The Japanese goon uttered a soft honk, which sounded like a nēnē bird, and this almost sparked a laugh from her belly, but she choked it back down by clearing her throat. To keep any laughs away she thought of a dead nēnē she’d seen on one of the camp paths, just a baby male with little black head and bill and legs and feet. Poor thing. And so rare now, what with the haoles and Asians bringing so many predators to the islands for so long. Some unlucky nēnēs couldn’t fly properly. It must have been lost up here in the forest. She then thought of its mother looking for it all day and night. So, she ended up setting it alongside the path in case her makuahine was still looking. The next day she returned and found it still there—but gone to heaven. She buried it just among the trees, wondering how many sentries or staffers or important visitors strolled on by it without even a care. They could all go to hell.
“Ohhhh,” the geisha man grunted in conclusion.
She handed him another handkerchief. She didn’t want to have to clean that kimono.
Then she served him another whisky, this one nice and special with ice, soda water, lime.
But extra special, too.
The prospect of serving up that extra-special whisky to her geisha goon had made her sweat between and under her breasts. But it had proved so easy. All she needed to do was turn her back to him while he wiped up and dump the serum right in, lots of soda and lime in a big glass. He had chugged it right down. Apparently, the Japanese man trusted his new masters. He certainly had no choice on account of recent history. The next thing she knew, the tough guy was smoking pakalolo in a skinny, neatly rolled reefer he brought with him. He had made her smoke some and she’d held it in her mouth, pretending to inhale it. And then, he was giggling.

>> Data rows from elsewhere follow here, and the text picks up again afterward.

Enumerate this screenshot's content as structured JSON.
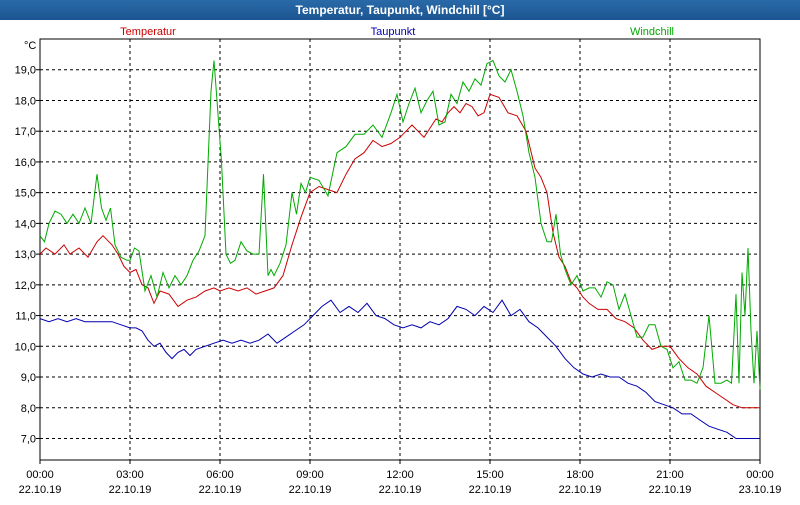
{
  "window": {
    "title": "Temperatur, Taupunkt, Windchill [°C]"
  },
  "colors": {
    "temperatur": "#cc0000",
    "taupunkt": "#0000b0",
    "windchill": "#00aa00",
    "grid": "#000000"
  },
  "chart_data": {
    "type": "line",
    "title": "Temperatur, Taupunkt, Windchill [°C]",
    "ylabel": "°C",
    "xlabel": "",
    "ylim": [
      6.3,
      20.0
    ],
    "xlim": [
      0,
      24
    ],
    "grid": true,
    "y_ticks": [
      "19,0",
      "18,0",
      "17,0",
      "16,0",
      "15,0",
      "14,0",
      "13,0",
      "12,0",
      "11,0",
      "10,0",
      "9,0",
      "8,0",
      "7,0"
    ],
    "y_tick_values": [
      19,
      18,
      17,
      16,
      15,
      14,
      13,
      12,
      11,
      10,
      9,
      8,
      7
    ],
    "x_tick_values": [
      0,
      3,
      6,
      9,
      12,
      15,
      18,
      21,
      24
    ],
    "x_ticks": [
      {
        "time": "00:00",
        "date": "22.10.19"
      },
      {
        "time": "03:00",
        "date": "22.10.19"
      },
      {
        "time": "06:00",
        "date": "22.10.19"
      },
      {
        "time": "09:00",
        "date": "22.10.19"
      },
      {
        "time": "12:00",
        "date": "22.10.19"
      },
      {
        "time": "15:00",
        "date": "22.10.19"
      },
      {
        "time": "18:00",
        "date": "22.10.19"
      },
      {
        "time": "21:00",
        "date": "22.10.19"
      },
      {
        "time": "00:00",
        "date": "23.10.19"
      }
    ],
    "series": [
      {
        "name": "Temperatur",
        "x": [
          0,
          0.2,
          0.5,
          0.8,
          1.0,
          1.3,
          1.6,
          1.9,
          2.1,
          2.4,
          2.6,
          2.8,
          3.0,
          3.2,
          3.4,
          3.6,
          3.8,
          4.0,
          4.3,
          4.6,
          4.9,
          5.2,
          5.5,
          5.8,
          6.0,
          6.3,
          6.6,
          6.9,
          7.2,
          7.5,
          7.8,
          8.1,
          8.4,
          8.7,
          9.0,
          9.3,
          9.6,
          9.9,
          10.2,
          10.5,
          10.8,
          11.1,
          11.4,
          11.7,
          12.0,
          12.2,
          12.4,
          12.6,
          12.8,
          13.0,
          13.2,
          13.4,
          13.6,
          13.8,
          14.0,
          14.2,
          14.4,
          14.6,
          14.8,
          15.0,
          15.3,
          15.6,
          15.9,
          16.2,
          16.5,
          16.7,
          16.9,
          17.1,
          17.3,
          17.5,
          17.7,
          17.9,
          18.1,
          18.3,
          18.6,
          18.9,
          19.2,
          19.5,
          19.8,
          20.1,
          20.4,
          20.7,
          21.0,
          21.3,
          21.6,
          21.9,
          22.2,
          22.5,
          22.8,
          23.1,
          23.4,
          23.7,
          24.0
        ],
        "values": [
          13.0,
          13.2,
          13.0,
          13.3,
          13.0,
          13.2,
          12.9,
          13.4,
          13.6,
          13.3,
          13.0,
          12.6,
          12.4,
          12.5,
          12.0,
          11.9,
          11.4,
          11.8,
          11.7,
          11.3,
          11.5,
          11.6,
          11.8,
          11.9,
          11.8,
          11.9,
          11.8,
          11.9,
          11.7,
          11.8,
          11.9,
          12.3,
          13.3,
          14.2,
          15.0,
          15.2,
          15.1,
          15.0,
          15.6,
          16.1,
          16.3,
          16.7,
          16.5,
          16.6,
          16.8,
          17.0,
          17.2,
          17.0,
          16.8,
          17.1,
          17.4,
          17.3,
          17.6,
          17.8,
          17.6,
          17.9,
          17.8,
          17.5,
          17.6,
          18.2,
          18.1,
          17.6,
          17.5,
          17.0,
          15.8,
          15.5,
          15.0,
          13.7,
          12.9,
          12.6,
          12.1,
          11.9,
          11.6,
          11.4,
          11.2,
          11.2,
          10.9,
          10.8,
          10.6,
          10.2,
          9.9,
          10.0,
          10.0,
          9.6,
          9.3,
          9.1,
          8.7,
          8.5,
          8.3,
          8.1,
          8.0,
          8.0,
          8.0
        ]
      },
      {
        "name": "Taupunkt",
        "x": [
          0,
          0.3,
          0.6,
          0.9,
          1.2,
          1.5,
          1.8,
          2.1,
          2.4,
          2.7,
          3.0,
          3.2,
          3.4,
          3.6,
          3.8,
          4.0,
          4.2,
          4.4,
          4.6,
          4.8,
          5.0,
          5.2,
          5.5,
          5.8,
          6.1,
          6.4,
          6.7,
          7.0,
          7.3,
          7.6,
          7.9,
          8.2,
          8.5,
          8.8,
          9.1,
          9.4,
          9.7,
          10.0,
          10.3,
          10.6,
          10.9,
          11.2,
          11.5,
          11.8,
          12.1,
          12.4,
          12.7,
          13.0,
          13.3,
          13.6,
          13.9,
          14.2,
          14.5,
          14.8,
          15.1,
          15.4,
          15.7,
          16.0,
          16.3,
          16.6,
          16.9,
          17.2,
          17.5,
          17.8,
          18.1,
          18.4,
          18.7,
          19.0,
          19.3,
          19.6,
          19.9,
          20.2,
          20.5,
          20.8,
          21.1,
          21.4,
          21.7,
          22.0,
          22.3,
          22.6,
          22.9,
          23.2,
          23.5,
          23.8,
          24.0
        ],
        "values": [
          10.9,
          10.8,
          10.9,
          10.8,
          10.9,
          10.8,
          10.8,
          10.8,
          10.8,
          10.7,
          10.6,
          10.6,
          10.5,
          10.2,
          10.0,
          10.1,
          9.8,
          9.6,
          9.8,
          9.9,
          9.7,
          9.9,
          10.0,
          10.1,
          10.2,
          10.1,
          10.2,
          10.1,
          10.2,
          10.4,
          10.1,
          10.3,
          10.5,
          10.7,
          11.0,
          11.3,
          11.5,
          11.1,
          11.3,
          11.1,
          11.4,
          11.0,
          10.9,
          10.7,
          10.6,
          10.7,
          10.6,
          10.8,
          10.7,
          10.9,
          11.3,
          11.2,
          11.0,
          11.3,
          11.1,
          11.5,
          11.0,
          11.2,
          10.8,
          10.6,
          10.3,
          10.0,
          9.6,
          9.3,
          9.1,
          9.0,
          9.1,
          9.0,
          9.0,
          8.8,
          8.7,
          8.5,
          8.2,
          8.1,
          8.0,
          7.8,
          7.8,
          7.6,
          7.4,
          7.3,
          7.2,
          7.0,
          7.0,
          7.0,
          7.0
        ]
      },
      {
        "name": "Windchill",
        "x": [
          0,
          0.15,
          0.3,
          0.5,
          0.7,
          0.9,
          1.1,
          1.3,
          1.5,
          1.7,
          1.9,
          2.05,
          2.2,
          2.35,
          2.5,
          2.7,
          2.9,
          3.0,
          3.15,
          3.3,
          3.5,
          3.7,
          3.9,
          4.1,
          4.3,
          4.5,
          4.7,
          4.9,
          5.1,
          5.3,
          5.5,
          5.7,
          5.8,
          5.9,
          6.05,
          6.2,
          6.35,
          6.5,
          6.7,
          6.9,
          7.1,
          7.3,
          7.45,
          7.6,
          7.7,
          7.8,
          8.0,
          8.2,
          8.4,
          8.55,
          8.7,
          8.85,
          9.0,
          9.3,
          9.6,
          9.9,
          10.2,
          10.5,
          10.8,
          11.1,
          11.4,
          11.7,
          11.9,
          12.1,
          12.3,
          12.5,
          12.7,
          12.9,
          13.1,
          13.3,
          13.5,
          13.7,
          13.9,
          14.1,
          14.3,
          14.5,
          14.7,
          14.9,
          15.1,
          15.3,
          15.5,
          15.7,
          15.9,
          16.1,
          16.3,
          16.5,
          16.7,
          16.9,
          17.05,
          17.2,
          17.35,
          17.5,
          17.7,
          17.9,
          18.1,
          18.3,
          18.5,
          18.7,
          18.9,
          19.1,
          19.3,
          19.5,
          19.7,
          19.9,
          20.1,
          20.3,
          20.5,
          20.7,
          20.9,
          21.1,
          21.3,
          21.5,
          21.7,
          21.9,
          22.1,
          22.3,
          22.5,
          22.7,
          22.9,
          23.05,
          23.2,
          23.3,
          23.4,
          23.5,
          23.6,
          23.7,
          23.8,
          23.9,
          24.0
        ],
        "values": [
          13.6,
          13.4,
          14.0,
          14.4,
          14.3,
          14.0,
          14.3,
          14.0,
          14.5,
          14.0,
          15.6,
          14.5,
          14.1,
          14.5,
          13.3,
          12.9,
          12.8,
          12.8,
          13.2,
          13.1,
          11.8,
          12.3,
          11.6,
          12.4,
          11.9,
          12.3,
          12.0,
          12.3,
          12.8,
          13.1,
          13.6,
          18.3,
          19.3,
          18.0,
          16.0,
          13.0,
          12.7,
          12.8,
          13.4,
          13.1,
          13.0,
          13.0,
          15.6,
          12.3,
          12.5,
          12.3,
          12.7,
          13.3,
          15.0,
          14.3,
          15.3,
          15.0,
          15.5,
          15.4,
          14.9,
          16.3,
          16.5,
          16.9,
          16.9,
          17.2,
          16.8,
          17.6,
          18.2,
          17.3,
          17.9,
          18.4,
          17.6,
          18.0,
          18.3,
          17.2,
          17.3,
          18.2,
          17.9,
          18.6,
          18.3,
          18.7,
          18.5,
          19.2,
          19.3,
          18.8,
          18.6,
          19.0,
          18.3,
          17.5,
          16.3,
          15.5,
          14.0,
          13.4,
          13.4,
          14.3,
          13.0,
          12.5,
          12.0,
          12.3,
          11.8,
          11.9,
          11.9,
          11.6,
          12.1,
          12.0,
          11.2,
          11.7,
          11.0,
          10.3,
          10.3,
          10.7,
          10.7,
          10.0,
          9.9,
          9.3,
          9.5,
          8.9,
          8.9,
          8.8,
          9.3,
          11.0,
          8.8,
          8.8,
          8.9,
          8.8,
          11.7,
          8.8,
          12.4,
          11.0,
          13.2,
          10.5,
          8.8,
          10.5,
          8.6
        ]
      }
    ]
  }
}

And now here he was, just lying there passed out with his head turned her way, that hot whisky reek pumping out of him. He made that honking sound again, apparently dreaming of jacking off in a geisha getup while he was at it.
She rolled her eyes.
Then the Japanese goon’s face went slack. Kanani sat up, took notice. What if she hadn’t given him enough? Or too much? They needed this man for information, because he, by the looks of him, had surely extracted his share of information from others during the wa
r. He was a thug, a gangster. Yakuza was a word she’d heard used for Japanese mokes like this.

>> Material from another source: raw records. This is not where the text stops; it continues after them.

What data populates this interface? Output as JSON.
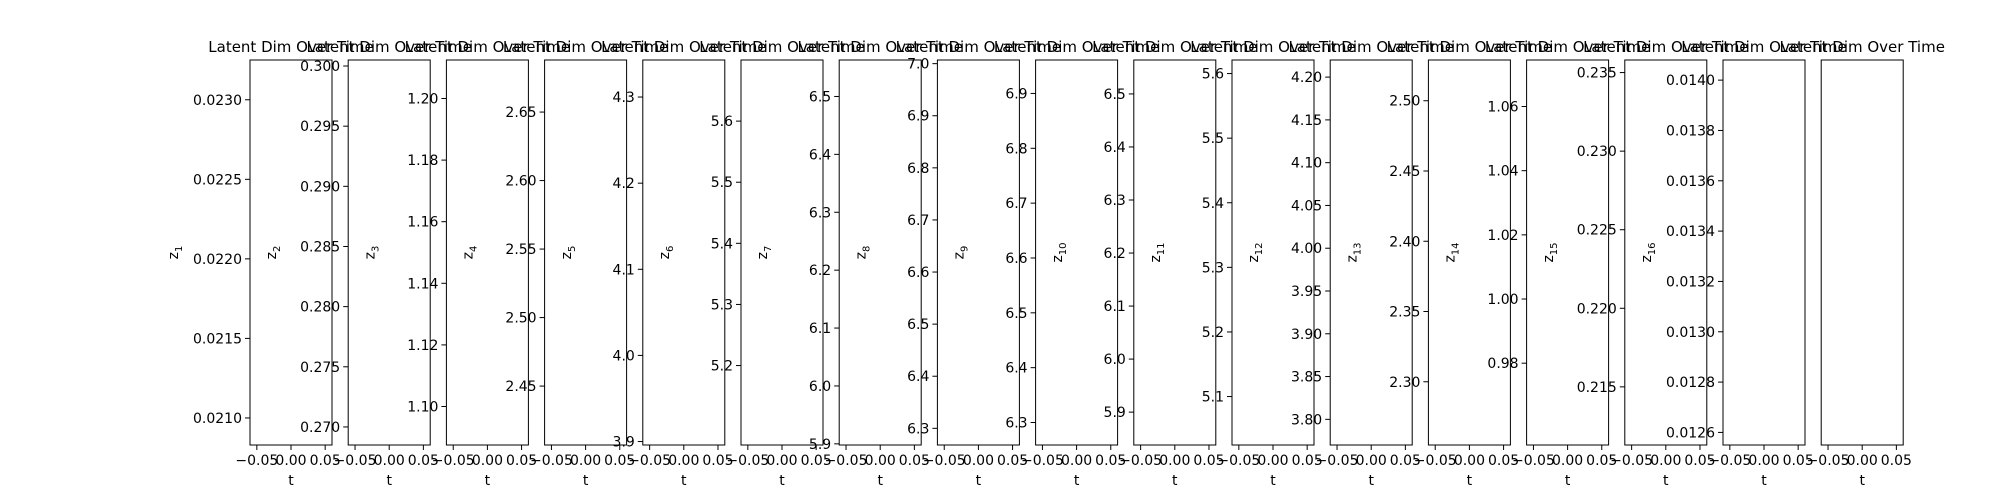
{
  "chart_data": {
    "type": "line",
    "grid": false,
    "xlabel": "t",
    "x_ticks": [
      "−0.05",
      "0.00",
      "0.05"
    ],
    "x_tick_values": [
      -0.05,
      0.0,
      0.05
    ],
    "xlim": [
      -0.06,
      0.06
    ],
    "panels": [
      {
        "title": "Latent Dim Over Time",
        "ylabel_base": "z",
        "ylabel_sub": "1",
        "ylim": [
          0.02083,
          0.02325
        ],
        "yticks": [
          {
            "v": 0.021,
            "l": "0.0210"
          },
          {
            "v": 0.0215,
            "l": "0.0215"
          },
          {
            "v": 0.022,
            "l": "0.0220"
          },
          {
            "v": 0.0225,
            "l": "0.0225"
          },
          {
            "v": 0.023,
            "l": "0.0230"
          }
        ]
      },
      {
        "title": "Latent Dim Over Time",
        "ylabel_base": "z",
        "ylabel_sub": "2",
        "ylim": [
          0.2685,
          0.3005
        ],
        "yticks": [
          {
            "v": 0.27,
            "l": "0.270"
          },
          {
            "v": 0.275,
            "l": "0.275"
          },
          {
            "v": 0.28,
            "l": "0.280"
          },
          {
            "v": 0.285,
            "l": "0.285"
          },
          {
            "v": 0.29,
            "l": "0.290"
          },
          {
            "v": 0.295,
            "l": "0.295"
          },
          {
            "v": 0.3,
            "l": "0.300"
          }
        ]
      },
      {
        "title": "Latent Dim Over Time",
        "ylabel_base": "z",
        "ylabel_sub": "3",
        "ylim": [
          1.0875,
          1.2125
        ],
        "yticks": [
          {
            "v": 1.1,
            "l": "1.10"
          },
          {
            "v": 1.12,
            "l": "1.12"
          },
          {
            "v": 1.14,
            "l": "1.14"
          },
          {
            "v": 1.16,
            "l": "1.16"
          },
          {
            "v": 1.18,
            "l": "1.18"
          },
          {
            "v": 1.2,
            "l": "1.20"
          }
        ]
      },
      {
        "title": "Latent Dim Over Time",
        "ylabel_base": "z",
        "ylabel_sub": "4",
        "ylim": [
          2.407,
          2.688
        ],
        "yticks": [
          {
            "v": 2.45,
            "l": "2.45"
          },
          {
            "v": 2.5,
            "l": "2.50"
          },
          {
            "v": 2.55,
            "l": "2.55"
          },
          {
            "v": 2.6,
            "l": "2.60"
          },
          {
            "v": 2.65,
            "l": "2.65"
          }
        ]
      },
      {
        "title": "Latent Dim Over Time",
        "ylabel_base": "z",
        "ylabel_sub": "5",
        "ylim": [
          3.896,
          4.343
        ],
        "yticks": [
          {
            "v": 3.9,
            "l": "3.9"
          },
          {
            "v": 4.0,
            "l": "4.0"
          },
          {
            "v": 4.1,
            "l": "4.1"
          },
          {
            "v": 4.2,
            "l": "4.2"
          },
          {
            "v": 4.3,
            "l": "4.3"
          }
        ]
      },
      {
        "title": "Latent Dim Over Time",
        "ylabel_base": "z",
        "ylabel_sub": "6",
        "ylim": [
          5.07,
          5.7
        ],
        "yticks": [
          {
            "v": 5.2,
            "l": "5.2"
          },
          {
            "v": 5.3,
            "l": "5.3"
          },
          {
            "v": 5.4,
            "l": "5.4"
          },
          {
            "v": 5.5,
            "l": "5.5"
          },
          {
            "v": 5.6,
            "l": "5.6"
          }
        ]
      },
      {
        "title": "Latent Dim Over Time",
        "ylabel_base": "z",
        "ylabel_sub": "7",
        "ylim": [
          5.898,
          6.563
        ],
        "yticks": [
          {
            "v": 5.9,
            "l": "5.9"
          },
          {
            "v": 6.0,
            "l": "6.0"
          },
          {
            "v": 6.1,
            "l": "6.1"
          },
          {
            "v": 6.2,
            "l": "6.2"
          },
          {
            "v": 6.3,
            "l": "6.3"
          },
          {
            "v": 6.4,
            "l": "6.4"
          },
          {
            "v": 6.5,
            "l": "6.5"
          }
        ]
      },
      {
        "title": "Latent Dim Over Time",
        "ylabel_base": "z",
        "ylabel_sub": "8",
        "ylim": [
          6.268,
          7.007
        ],
        "yticks": [
          {
            "v": 6.3,
            "l": "6.3"
          },
          {
            "v": 6.4,
            "l": "6.4"
          },
          {
            "v": 6.5,
            "l": "6.5"
          },
          {
            "v": 6.6,
            "l": "6.6"
          },
          {
            "v": 6.7,
            "l": "6.7"
          },
          {
            "v": 6.8,
            "l": "6.8"
          },
          {
            "v": 6.9,
            "l": "6.9"
          },
          {
            "v": 7.0,
            "l": "7.0"
          }
        ]
      },
      {
        "title": "Latent Dim Over Time",
        "ylabel_base": "z",
        "ylabel_sub": "9",
        "ylim": [
          6.259,
          6.961
        ],
        "yticks": [
          {
            "v": 6.3,
            "l": "6.3"
          },
          {
            "v": 6.4,
            "l": "6.4"
          },
          {
            "v": 6.5,
            "l": "6.5"
          },
          {
            "v": 6.6,
            "l": "6.6"
          },
          {
            "v": 6.7,
            "l": "6.7"
          },
          {
            "v": 6.8,
            "l": "6.8"
          },
          {
            "v": 6.9,
            "l": "6.9"
          }
        ]
      },
      {
        "title": "Latent Dim Over Time",
        "ylabel_base": "z",
        "ylabel_sub": "10",
        "ylim": [
          5.838,
          6.564
        ],
        "yticks": [
          {
            "v": 5.9,
            "l": "5.9"
          },
          {
            "v": 6.0,
            "l": "6.0"
          },
          {
            "v": 6.1,
            "l": "6.1"
          },
          {
            "v": 6.2,
            "l": "6.2"
          },
          {
            "v": 6.3,
            "l": "6.3"
          },
          {
            "v": 6.4,
            "l": "6.4"
          },
          {
            "v": 6.5,
            "l": "6.5"
          }
        ]
      },
      {
        "title": "Latent Dim Over Time",
        "ylabel_base": "z",
        "ylabel_sub": "11",
        "ylim": [
          5.025,
          5.621
        ],
        "yticks": [
          {
            "v": 5.1,
            "l": "5.1"
          },
          {
            "v": 5.2,
            "l": "5.2"
          },
          {
            "v": 5.3,
            "l": "5.3"
          },
          {
            "v": 5.4,
            "l": "5.4"
          },
          {
            "v": 5.5,
            "l": "5.5"
          },
          {
            "v": 5.6,
            "l": "5.6"
          }
        ]
      },
      {
        "title": "Latent Dim Over Time",
        "ylabel_base": "z",
        "ylabel_sub": "12",
        "ylim": [
          3.77,
          4.22
        ],
        "yticks": [
          {
            "v": 3.8,
            "l": "3.80"
          },
          {
            "v": 3.85,
            "l": "3.85"
          },
          {
            "v": 3.9,
            "l": "3.90"
          },
          {
            "v": 3.95,
            "l": "3.95"
          },
          {
            "v": 4.0,
            "l": "4.00"
          },
          {
            "v": 4.05,
            "l": "4.05"
          },
          {
            "v": 4.1,
            "l": "4.10"
          },
          {
            "v": 4.15,
            "l": "4.15"
          },
          {
            "v": 4.2,
            "l": "4.20"
          }
        ]
      },
      {
        "title": "Latent Dim Over Time",
        "ylabel_base": "z",
        "ylabel_sub": "13",
        "ylim": [
          2.255,
          2.529
        ],
        "yticks": [
          {
            "v": 2.3,
            "l": "2.30"
          },
          {
            "v": 2.35,
            "l": "2.35"
          },
          {
            "v": 2.4,
            "l": "2.40"
          },
          {
            "v": 2.45,
            "l": "2.45"
          },
          {
            "v": 2.5,
            "l": "2.50"
          }
        ]
      },
      {
        "title": "Latent Dim Over Time",
        "ylabel_base": "z",
        "ylabel_sub": "14",
        "ylim": [
          0.9545,
          1.0745
        ],
        "yticks": [
          {
            "v": 0.98,
            "l": "0.98"
          },
          {
            "v": 1.0,
            "l": "1.00"
          },
          {
            "v": 1.02,
            "l": "1.02"
          },
          {
            "v": 1.04,
            "l": "1.04"
          },
          {
            "v": 1.06,
            "l": "1.06"
          }
        ]
      },
      {
        "title": "Latent Dim Over Time",
        "ylabel_base": "z",
        "ylabel_sub": "15",
        "ylim": [
          0.2113,
          0.2358
        ],
        "yticks": [
          {
            "v": 0.215,
            "l": "0.215"
          },
          {
            "v": 0.22,
            "l": "0.220"
          },
          {
            "v": 0.225,
            "l": "0.225"
          },
          {
            "v": 0.23,
            "l": "0.230"
          },
          {
            "v": 0.235,
            "l": "0.235"
          }
        ]
      },
      {
        "title": "Latent Dim Over Time",
        "ylabel_base": "z",
        "ylabel_sub": "16",
        "ylim": [
          0.01255,
          0.01408
        ],
        "yticks": [
          {
            "v": 0.0126,
            "l": "0.0126"
          },
          {
            "v": 0.0128,
            "l": "0.0128"
          },
          {
            "v": 0.013,
            "l": "0.0130"
          },
          {
            "v": 0.0132,
            "l": "0.0132"
          },
          {
            "v": 0.0134,
            "l": "0.0134"
          },
          {
            "v": 0.0136,
            "l": "0.0136"
          },
          {
            "v": 0.0138,
            "l": "0.0138"
          },
          {
            "v": 0.014,
            "l": "0.0140"
          }
        ]
      },
      {
        "title": "Latent Dim Over Time",
        "ylabel_base": "",
        "ylabel_sub": "",
        "ylim": null,
        "yticks": []
      }
    ]
  }
}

Now he released a long hiss. His eyes popped open. They were glazed over, tilting around. They found the ceiling fan, and finally her. She let him stare. He kept staring, in wonder it seemed, his mouth curling up in a smile.
“How you feeling?” she said.
“Pretty . . . pretty lady.”
“Mahalo.”
They exchanged a few embarrassed smiles, his white face flushing a horrid salmon color.
“You like me?” she said.
“Ah. Oh, yes.”
“That makes me happy.”
“I happy,” he said.
“Good . . .” She leaned forward, holding his hand, her other hand on his thigh. “So, you were saying? Something about a certain location.”
He beamed. “Location!”
She nodded. “Yes, the same place your good friends here asked you about. You really, really like to tell me.” She kept nodding. It couldn’t hurt.
He nodded. His eyes turned hard, though, and it brought her sweat back. It was night outside by now. Where would she run if she had to? What would she shout? Why hadn’t she asked that creepily cheerful Lansdale if they were going to post guards outside, just in case. She could slap herself now. She just had to assume, hope, stay wary.
“You should tell me,” she added. “That makes me happy, too.”
He released a happy groan and was grinning again. His English improved suddenly. He rambled on about glory, about his military days and many gangster triumphs, some of these two one in the same, it seemed. He boasted of running the show in China, which he called Manchukuo. “Special units,” he said. “We eliminated so many, we showed them,” he blathered on. Then he made sliced motions with an imaginary sword that was all too real. She was sure he had been in Nanking. It was just as she thought. But it was all hemming and hawing.
Then he said, “You are not my wife?”
“What? No, dear.”
“Where is she, eh?”
“She’s back home? That’s my guess.”
“Oh,” he said.
She rubbed at his thigh and squeezed his hand, wide and full of knuckles, all rough skin. “Now, like you were saying—you like to give me that location.”